Last week a California court, in the course of seeing to it that a cocaine possessor wouldn’t get off on a technicality, came up with what struck me as a very useful new legal theory.
The arresting officer had searched the man against his wishes after finding him urinating in a Berkeley parking lot. Of course, a police officer can’t search you against your will anytime he or she wants. He or she has to catch you committing a crime, or have a reasonable suspicion that you have just committed a crime, or some such thing. I don’t know the exact legal language of the rule, but one of the words “crime” or “illegal” is in there.
So it looked like Mister Crack Pants might beat the charge, since for some reason not explained in the news story where I found this, there’s no law on the books to explicitly make peeing in Berkeley parking lots illegal.
Now, before you all rush to Berkeley to enjoy the heady freedom to pee virtually anywhere in that urban paradise, I should warn you that the appeals court’s clever thinking has corrected the situation. They determined it has been illegal all along to pee in Berkeley parking lots, in spite of the inconvenient absence of legislation to that effect, on the grounds that it “interferes with the comfortable enjoyment of both life and property.” Shazzam! So the arresting officer had the right to search, so the cocaine can have been admitted into evidence, so the conviction stands, so let the sentencing proceed!
This is good news. All any of you need do to break the law now is interfere with my comfortable enjoyment of life. If you have any questions, that’s “my” as in me, Copyright Dr. Wes Browning.
It’s not just finding urine in my parking stall that hinders my absolutely precious enjoyment of every moment of my precious life and my precious pleasure in parking my motor vehicles, but there are certain definite other things I don’t like either, that are now -- post factamente, no contradicteme -- as illegal as peeing in a Berkeley parking lot. Make my day, or you’re under arrest.
Take public morning activities, for example.
I’m not going to say all morning people should be lined up against the wall and shot.
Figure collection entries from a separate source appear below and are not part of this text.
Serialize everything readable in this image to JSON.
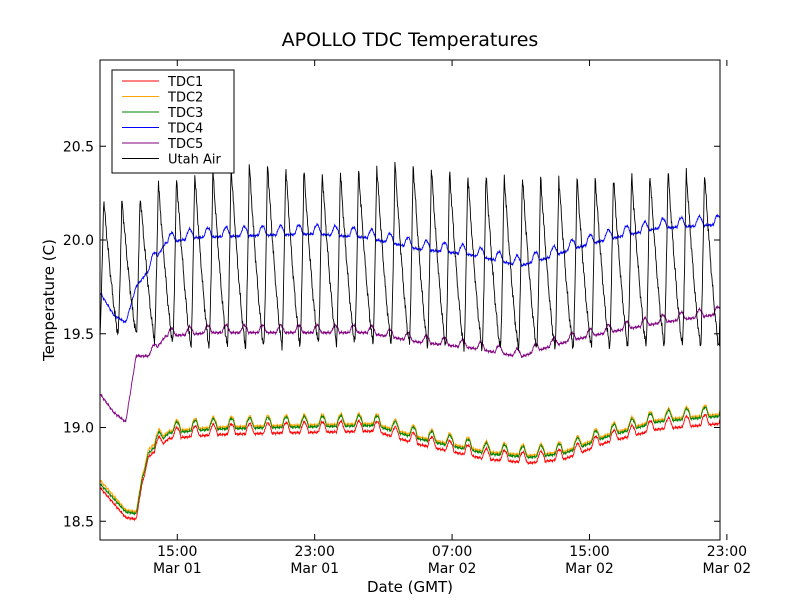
{
  "chart_data": {
    "type": "line",
    "title": "APOLLO TDC Temperatures",
    "xlabel": "Date (GMT)",
    "ylabel": "Temperature (C)",
    "xlim_hours": [
      10.5,
      46.6
    ],
    "ylim": [
      18.4,
      20.96
    ],
    "grid": false,
    "legend_position": "top-left",
    "y_ticks": [
      {
        "value": 18.5,
        "label": "18.5"
      },
      {
        "value": 19.0,
        "label": "19.0"
      },
      {
        "value": 19.5,
        "label": "19.5"
      },
      {
        "value": 20.0,
        "label": "20.0"
      },
      {
        "value": 20.5,
        "label": "20.5"
      }
    ],
    "x_ticks": [
      {
        "hours": 15,
        "time": "15:00",
        "date": "Mar 01"
      },
      {
        "hours": 23,
        "time": "23:00",
        "date": "Mar 01"
      },
      {
        "hours": 31,
        "time": "07:00",
        "date": "Mar 02"
      },
      {
        "hours": 39,
        "time": "15:00",
        "date": "Mar 02"
      },
      {
        "hours": 47,
        "time": "23:00",
        "date": "Mar 02"
      }
    ],
    "series": [
      {
        "name": "TDC1",
        "color": "#ff0000",
        "cycle_amp": 0.055,
        "cycle_phase": 0.0,
        "base": [
          [
            10.5,
            18.68
          ],
          [
            12.0,
            18.52
          ],
          [
            12.6,
            18.51
          ],
          [
            13.3,
            18.86
          ],
          [
            14.5,
            18.96
          ],
          [
            17.0,
            18.98
          ],
          [
            21.0,
            18.99
          ],
          [
            26.5,
            19.0
          ],
          [
            29.0,
            18.93
          ],
          [
            33.0,
            18.85
          ],
          [
            35.5,
            18.83
          ],
          [
            37.5,
            18.85
          ],
          [
            40.0,
            18.94
          ],
          [
            43.0,
            19.01
          ],
          [
            46.6,
            19.04
          ]
        ]
      },
      {
        "name": "TDC2",
        "color": "#ffa500",
        "cycle_amp": 0.055,
        "cycle_phase": 0.0,
        "base": [
          [
            10.5,
            18.72
          ],
          [
            12.0,
            18.56
          ],
          [
            12.6,
            18.55
          ],
          [
            13.3,
            18.9
          ],
          [
            14.5,
            19.0
          ],
          [
            17.0,
            19.02
          ],
          [
            21.0,
            19.03
          ],
          [
            26.5,
            19.04
          ],
          [
            29.0,
            18.97
          ],
          [
            33.0,
            18.89
          ],
          [
            35.5,
            18.87
          ],
          [
            37.5,
            18.89
          ],
          [
            40.0,
            18.98
          ],
          [
            43.0,
            19.06
          ],
          [
            46.6,
            19.09
          ]
        ]
      },
      {
        "name": "TDC3",
        "color": "#008000",
        "cycle_amp": 0.055,
        "cycle_phase": 0.0,
        "base": [
          [
            10.5,
            18.7
          ],
          [
            12.0,
            18.55
          ],
          [
            12.6,
            18.54
          ],
          [
            13.3,
            18.88
          ],
          [
            14.5,
            18.99
          ],
          [
            17.0,
            19.01
          ],
          [
            21.0,
            19.02
          ],
          [
            26.5,
            19.03
          ],
          [
            29.0,
            18.96
          ],
          [
            33.0,
            18.88
          ],
          [
            35.5,
            18.86
          ],
          [
            37.5,
            18.88
          ],
          [
            40.0,
            18.97
          ],
          [
            43.0,
            19.05
          ],
          [
            46.6,
            19.08
          ]
        ]
      },
      {
        "name": "TDC4",
        "color": "#0000ff",
        "cycle_amp": 0.05,
        "cycle_phase": 0.3,
        "base": [
          [
            10.5,
            19.72
          ],
          [
            11.3,
            19.6
          ],
          [
            12.0,
            19.56
          ],
          [
            12.6,
            19.75
          ],
          [
            13.5,
            19.88
          ],
          [
            14.3,
            20.0
          ],
          [
            16.0,
            20.03
          ],
          [
            19.0,
            20.04
          ],
          [
            23.0,
            20.05
          ],
          [
            26.0,
            20.03
          ],
          [
            29.0,
            19.97
          ],
          [
            32.0,
            19.94
          ],
          [
            35.0,
            19.88
          ],
          [
            36.5,
            19.92
          ],
          [
            38.0,
            19.97
          ],
          [
            40.0,
            20.02
          ],
          [
            43.0,
            20.08
          ],
          [
            46.6,
            20.1
          ]
        ]
      },
      {
        "name": "TDC5",
        "color": "#800080",
        "cycle_amp": 0.04,
        "cycle_phase": 0.3,
        "base": [
          [
            10.5,
            19.18
          ],
          [
            11.3,
            19.08
          ],
          [
            12.0,
            19.03
          ],
          [
            12.6,
            19.38
          ],
          [
            13.5,
            19.4
          ],
          [
            14.3,
            19.5
          ],
          [
            17.0,
            19.52
          ],
          [
            23.0,
            19.52
          ],
          [
            26.0,
            19.52
          ],
          [
            29.0,
            19.47
          ],
          [
            32.0,
            19.44
          ],
          [
            35.0,
            19.39
          ],
          [
            36.5,
            19.44
          ],
          [
            38.0,
            19.48
          ],
          [
            40.0,
            19.52
          ],
          [
            43.0,
            19.57
          ],
          [
            46.6,
            19.62
          ]
        ]
      },
      {
        "name": "Utah Air",
        "color": "#000000",
        "cycle_period_hours": 1.06,
        "cycle_phase": 0.0,
        "peaks": [
          [
            12.5,
            20.22
          ],
          [
            14.0,
            20.32
          ],
          [
            16.0,
            20.36
          ],
          [
            20.0,
            20.42
          ],
          [
            24.0,
            20.36
          ],
          [
            28.0,
            20.42
          ],
          [
            32.0,
            20.36
          ],
          [
            36.0,
            20.34
          ],
          [
            40.0,
            20.34
          ],
          [
            44.0,
            20.38
          ],
          [
            46.6,
            20.36
          ]
        ],
        "troughs": [
          [
            10.7,
            19.5
          ],
          [
            12.5,
            19.5
          ],
          [
            14.0,
            19.46
          ],
          [
            16.0,
            19.43
          ],
          [
            20.0,
            19.43
          ],
          [
            24.0,
            19.45
          ],
          [
            28.0,
            19.45
          ],
          [
            32.0,
            19.42
          ],
          [
            36.0,
            19.42
          ],
          [
            40.0,
            19.43
          ],
          [
            44.0,
            19.44
          ],
          [
            46.6,
            19.43
          ]
        ]
      }
    ]
  }
}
For any of us to say that would only be to stoop to their level. All I’m going to say is that for people to drive around and talk and whistle while they work before noon interferes with the comfortable enjoyment of my life and that of other decent people and therefore such people as do those things are guilty of misdemeanors and they must turn themselves in to the police at once. The actual penalty for their behavior will be worked out later, when some more judges have worked out what the law has always been all along. Such work will wait until afternoon.
Recently I have been noticing some delays as I ride busses about downtown. Metro Transit has openly admitted that, subsequent to the tunnel closure, bus travel times across downtown have increased by an average of 2 and one half minutes. That is 2 and one half minutes twice each day subtracted from my comfortable enjoyment of my life by the criminal bus company. Again, I don’t say heads should roll, permanently, but only that they should roll for at least five minutes daily, or as much as jurists may later deem fair.
Thanks to this precedent having been set, It is now and always has been against the law to be Pat Robertson, Rush Limbaugh, Ann Coulter, or my former next door neighbor Steve G., or anyone else who hacks me, Dr. Wes Browning, off. Because when I get hacked off I’m not comfortably enjoying my life.
Thank you California’s Court of the Appeal for the Second District! Now we won’t ever need stupid legislators again. One law fits all!